Canadian British Internet personality

Molly Templeton (born 25 October 1989), known by her stage name Mememolly (me-me-molly), is a British-Canadian Internet personality and entrepreneur. She hosted the video blog Rocketboom from July 2009 to July 2011.

==Career==
Originally from the United Kingdom, Templeton started making YouTube videos in her bedroom when she was 16. After a few years working independently in web video and studying fine art at Emily Carr University of Art and Design in Vancouver, she went to New York to host, write and produce for the comedic news web show, Rocketboom. In July 2011 she left Rocketboom and was employed by the online entertainment studio My Damn Channel as Director of Talent & Audience Development, later cofounding the internet marketing agency Everybody at Once. Since October 2019, Templeton has worked for YouTube as the Head of Social Marketing, Operations, & Global Crisis Response.

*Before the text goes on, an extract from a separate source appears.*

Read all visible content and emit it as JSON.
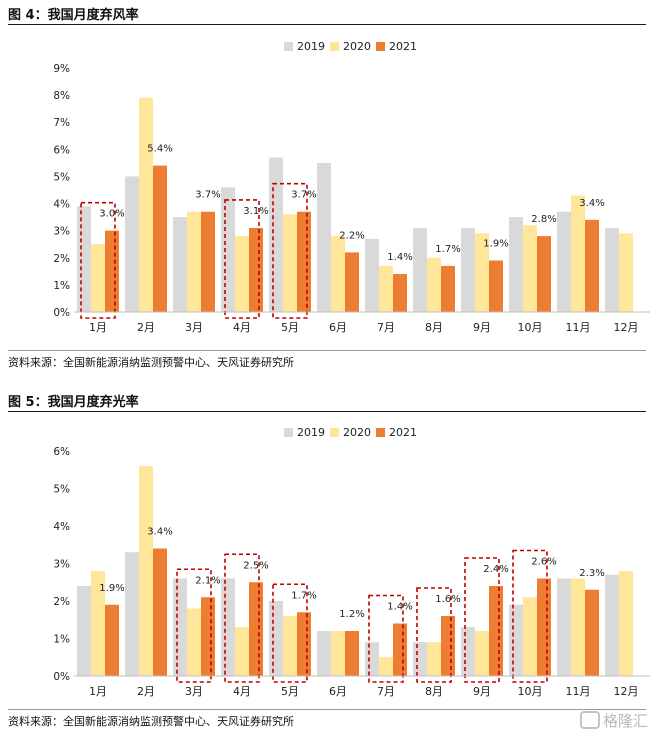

Templeton's mememolly channel on YouTube was once No. 10 on the all-time most-subscribed list for the UK. As of December 2020, the channel has over hundred thousand subscribers and 48 million video views, and has been inactive since 2013.

==Personal life==
Templeton was born and raised in Beaconsfield, England. Since July 2017, she is married to American composer and educational YouTuber Mike Rugnetta. As of 2019, the couple live in an apartment in Brooklyn, New York. She has collaborated with him several times on his podcasts, as an interviewee on Reasonably Sound and as a performer on Fun City.

Templeton is an avid cyclist, and has misophonia (an extreme aversion to, but not a fear of, certain sounds).